Leaders and staff attended monthly meetings with external stakeholders. This included attending Integrated Care Board meetings and Practice Managers’ meetings. Leaders also held regular meetings with the Multidisciplinary team (MDT), Palliative care team, Primary Care Network and local initiatives such as Asylum movement. These meetings helped to share learning with each other and identify new or innovative ideas that can lead to better outcomes for people.
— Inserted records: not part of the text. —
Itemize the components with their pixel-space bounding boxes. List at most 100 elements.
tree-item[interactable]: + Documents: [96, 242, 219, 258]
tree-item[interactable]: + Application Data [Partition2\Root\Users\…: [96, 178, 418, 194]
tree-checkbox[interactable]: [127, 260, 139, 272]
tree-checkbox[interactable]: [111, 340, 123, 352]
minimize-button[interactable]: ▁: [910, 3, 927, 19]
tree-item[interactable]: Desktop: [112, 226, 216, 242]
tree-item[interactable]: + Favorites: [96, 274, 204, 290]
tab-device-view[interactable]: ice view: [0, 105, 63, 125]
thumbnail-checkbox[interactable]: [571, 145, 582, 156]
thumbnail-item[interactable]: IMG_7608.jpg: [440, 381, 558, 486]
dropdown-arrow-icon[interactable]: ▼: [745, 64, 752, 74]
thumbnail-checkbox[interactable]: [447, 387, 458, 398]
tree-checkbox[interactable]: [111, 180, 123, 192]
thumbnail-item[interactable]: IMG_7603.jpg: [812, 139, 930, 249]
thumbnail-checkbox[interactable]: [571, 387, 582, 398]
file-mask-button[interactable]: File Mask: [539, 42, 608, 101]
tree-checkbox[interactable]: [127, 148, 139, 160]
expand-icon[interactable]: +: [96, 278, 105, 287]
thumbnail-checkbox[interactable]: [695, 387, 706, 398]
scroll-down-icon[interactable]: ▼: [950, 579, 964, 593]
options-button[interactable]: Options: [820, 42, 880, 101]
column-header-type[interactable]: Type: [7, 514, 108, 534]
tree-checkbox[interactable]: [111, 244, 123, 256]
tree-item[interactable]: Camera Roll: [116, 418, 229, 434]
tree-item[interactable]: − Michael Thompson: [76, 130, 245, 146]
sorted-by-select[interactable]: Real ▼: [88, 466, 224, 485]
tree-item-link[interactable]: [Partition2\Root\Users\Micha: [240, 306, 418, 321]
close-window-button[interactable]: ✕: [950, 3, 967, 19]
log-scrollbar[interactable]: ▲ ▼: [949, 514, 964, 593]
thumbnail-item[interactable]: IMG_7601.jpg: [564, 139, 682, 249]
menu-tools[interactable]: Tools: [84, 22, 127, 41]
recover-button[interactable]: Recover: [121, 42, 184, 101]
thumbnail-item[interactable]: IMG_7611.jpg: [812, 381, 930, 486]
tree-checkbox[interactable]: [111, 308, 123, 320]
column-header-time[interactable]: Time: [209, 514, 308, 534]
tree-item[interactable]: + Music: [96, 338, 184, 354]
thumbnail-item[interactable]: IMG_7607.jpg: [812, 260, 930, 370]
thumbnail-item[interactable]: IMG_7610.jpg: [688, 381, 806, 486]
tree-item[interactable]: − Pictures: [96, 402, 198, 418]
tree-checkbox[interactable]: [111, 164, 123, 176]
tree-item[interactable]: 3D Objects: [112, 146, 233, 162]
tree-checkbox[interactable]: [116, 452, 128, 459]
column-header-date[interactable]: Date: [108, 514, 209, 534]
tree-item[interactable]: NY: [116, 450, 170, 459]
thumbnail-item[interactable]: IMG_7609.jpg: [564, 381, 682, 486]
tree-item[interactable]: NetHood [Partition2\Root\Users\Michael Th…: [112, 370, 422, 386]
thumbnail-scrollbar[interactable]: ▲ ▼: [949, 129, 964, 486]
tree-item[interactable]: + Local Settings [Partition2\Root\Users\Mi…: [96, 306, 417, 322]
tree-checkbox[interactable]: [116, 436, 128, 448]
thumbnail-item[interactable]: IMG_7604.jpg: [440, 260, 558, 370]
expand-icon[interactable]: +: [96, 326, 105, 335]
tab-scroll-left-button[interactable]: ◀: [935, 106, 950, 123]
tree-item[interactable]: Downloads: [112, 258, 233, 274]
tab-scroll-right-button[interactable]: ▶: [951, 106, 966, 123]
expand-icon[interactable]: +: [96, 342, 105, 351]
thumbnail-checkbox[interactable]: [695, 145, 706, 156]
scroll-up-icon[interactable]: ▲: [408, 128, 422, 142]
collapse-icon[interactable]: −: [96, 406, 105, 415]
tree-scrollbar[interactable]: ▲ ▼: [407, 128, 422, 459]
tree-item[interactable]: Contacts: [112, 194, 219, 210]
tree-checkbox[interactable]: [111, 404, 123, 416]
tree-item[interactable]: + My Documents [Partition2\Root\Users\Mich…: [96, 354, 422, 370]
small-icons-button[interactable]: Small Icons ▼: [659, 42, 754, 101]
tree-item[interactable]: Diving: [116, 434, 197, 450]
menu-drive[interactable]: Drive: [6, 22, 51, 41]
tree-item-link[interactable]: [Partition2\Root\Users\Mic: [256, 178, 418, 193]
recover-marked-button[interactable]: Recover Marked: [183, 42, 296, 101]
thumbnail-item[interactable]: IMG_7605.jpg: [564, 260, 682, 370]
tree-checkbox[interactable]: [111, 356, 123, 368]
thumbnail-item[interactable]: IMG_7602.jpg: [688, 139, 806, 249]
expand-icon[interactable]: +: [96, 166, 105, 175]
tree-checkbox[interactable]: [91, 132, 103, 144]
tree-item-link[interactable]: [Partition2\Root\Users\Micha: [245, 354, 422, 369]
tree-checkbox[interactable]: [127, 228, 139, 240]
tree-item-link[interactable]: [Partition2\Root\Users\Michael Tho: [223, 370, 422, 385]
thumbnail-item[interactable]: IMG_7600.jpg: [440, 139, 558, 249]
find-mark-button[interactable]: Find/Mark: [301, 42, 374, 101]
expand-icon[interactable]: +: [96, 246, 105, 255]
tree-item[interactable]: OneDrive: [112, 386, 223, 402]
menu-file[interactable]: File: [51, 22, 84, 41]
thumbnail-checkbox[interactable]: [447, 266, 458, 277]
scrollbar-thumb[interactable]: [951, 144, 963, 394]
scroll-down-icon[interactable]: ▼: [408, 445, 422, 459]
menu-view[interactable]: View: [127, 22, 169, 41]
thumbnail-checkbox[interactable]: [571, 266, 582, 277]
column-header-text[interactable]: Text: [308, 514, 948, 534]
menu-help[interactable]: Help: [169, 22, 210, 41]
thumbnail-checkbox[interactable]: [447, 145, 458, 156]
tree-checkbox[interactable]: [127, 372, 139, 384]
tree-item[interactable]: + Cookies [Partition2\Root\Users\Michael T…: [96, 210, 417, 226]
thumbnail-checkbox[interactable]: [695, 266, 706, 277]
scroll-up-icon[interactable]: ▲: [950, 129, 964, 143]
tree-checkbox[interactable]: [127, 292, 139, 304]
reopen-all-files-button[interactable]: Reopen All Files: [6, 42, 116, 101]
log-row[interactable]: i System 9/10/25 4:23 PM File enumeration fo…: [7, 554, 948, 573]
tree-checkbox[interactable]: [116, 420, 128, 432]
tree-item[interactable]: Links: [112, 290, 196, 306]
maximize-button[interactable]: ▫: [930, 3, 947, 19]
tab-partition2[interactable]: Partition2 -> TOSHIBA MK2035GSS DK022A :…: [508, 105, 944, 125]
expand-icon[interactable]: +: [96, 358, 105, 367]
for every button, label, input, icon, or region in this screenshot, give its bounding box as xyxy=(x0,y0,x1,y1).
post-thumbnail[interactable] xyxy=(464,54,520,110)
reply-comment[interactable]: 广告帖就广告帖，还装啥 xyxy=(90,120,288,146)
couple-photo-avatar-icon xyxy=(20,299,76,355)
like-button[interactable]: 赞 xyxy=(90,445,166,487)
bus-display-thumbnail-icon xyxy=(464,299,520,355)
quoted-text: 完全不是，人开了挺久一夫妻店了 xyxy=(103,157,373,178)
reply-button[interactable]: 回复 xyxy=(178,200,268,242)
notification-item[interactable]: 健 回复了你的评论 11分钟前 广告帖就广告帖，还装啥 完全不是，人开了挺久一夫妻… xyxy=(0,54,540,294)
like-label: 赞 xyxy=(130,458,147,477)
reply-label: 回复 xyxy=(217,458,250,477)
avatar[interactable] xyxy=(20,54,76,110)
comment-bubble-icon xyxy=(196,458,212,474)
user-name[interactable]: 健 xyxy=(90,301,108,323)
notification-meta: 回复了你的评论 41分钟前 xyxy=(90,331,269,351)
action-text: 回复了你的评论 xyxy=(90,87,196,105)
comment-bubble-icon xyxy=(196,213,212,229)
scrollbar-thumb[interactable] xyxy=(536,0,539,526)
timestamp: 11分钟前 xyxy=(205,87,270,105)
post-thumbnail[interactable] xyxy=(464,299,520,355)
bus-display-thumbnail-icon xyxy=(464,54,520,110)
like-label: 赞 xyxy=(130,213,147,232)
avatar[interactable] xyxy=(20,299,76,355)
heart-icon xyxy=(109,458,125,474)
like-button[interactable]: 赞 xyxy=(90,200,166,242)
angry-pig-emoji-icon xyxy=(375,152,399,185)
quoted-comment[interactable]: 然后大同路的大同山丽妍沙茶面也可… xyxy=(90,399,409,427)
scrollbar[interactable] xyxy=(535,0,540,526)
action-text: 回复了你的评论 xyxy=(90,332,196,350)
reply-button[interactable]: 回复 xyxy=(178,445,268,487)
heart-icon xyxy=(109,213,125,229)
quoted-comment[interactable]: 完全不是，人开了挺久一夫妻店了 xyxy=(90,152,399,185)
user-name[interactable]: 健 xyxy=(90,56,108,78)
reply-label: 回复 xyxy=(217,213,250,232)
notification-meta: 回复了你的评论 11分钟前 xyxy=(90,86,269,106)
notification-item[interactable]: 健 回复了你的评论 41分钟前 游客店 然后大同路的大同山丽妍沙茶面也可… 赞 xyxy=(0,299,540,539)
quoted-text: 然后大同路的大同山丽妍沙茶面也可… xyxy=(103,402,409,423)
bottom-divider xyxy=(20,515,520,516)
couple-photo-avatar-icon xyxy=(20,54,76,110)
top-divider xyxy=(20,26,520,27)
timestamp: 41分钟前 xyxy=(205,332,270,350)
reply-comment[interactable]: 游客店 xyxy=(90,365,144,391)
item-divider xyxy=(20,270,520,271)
Learning, improvement and innovation

Score: 3

Staff informed CQC that they were happy working at this practice and were supported to be effective in their roles. We saw examples where staff were encouraged and supported to take on new roles and responsibilities in the practice. The leaders understood the vision, the current performance and areas that needed to be improved and set up action plans to ensure the improvement occurred in time specific manner. All staff we spoke with confirmed that the practice was focused on learning and continuous improvement. Staff felt encouraged to raise ideas for improvements to processes and reported they always received feedback and an explanation if something was not possible.

We found evidence that the practice had established processes to gather feedback from staff and patients. When changes were made or new systems were introduced, their effectiveness was evaluated and if necessary further changes were made. For example, the practice had received feedback via the NHS App, that some patients had sent messages asking to synchronise their medication, but this had not been actioned. The practice adopted a new process to ensure requests were passed to the relevant team (for example the pharmacy team) to action. The new process had improved the quality of the repeat prescription service for patients. Staff were supported to prioritise time to develop their skills around improvement and innovation. Staff were encouraged to contribute to improvement initiatives. Protected time was available to staff to complete training or projects, the practice leaders were enthusiastic regarding the development of their workforce.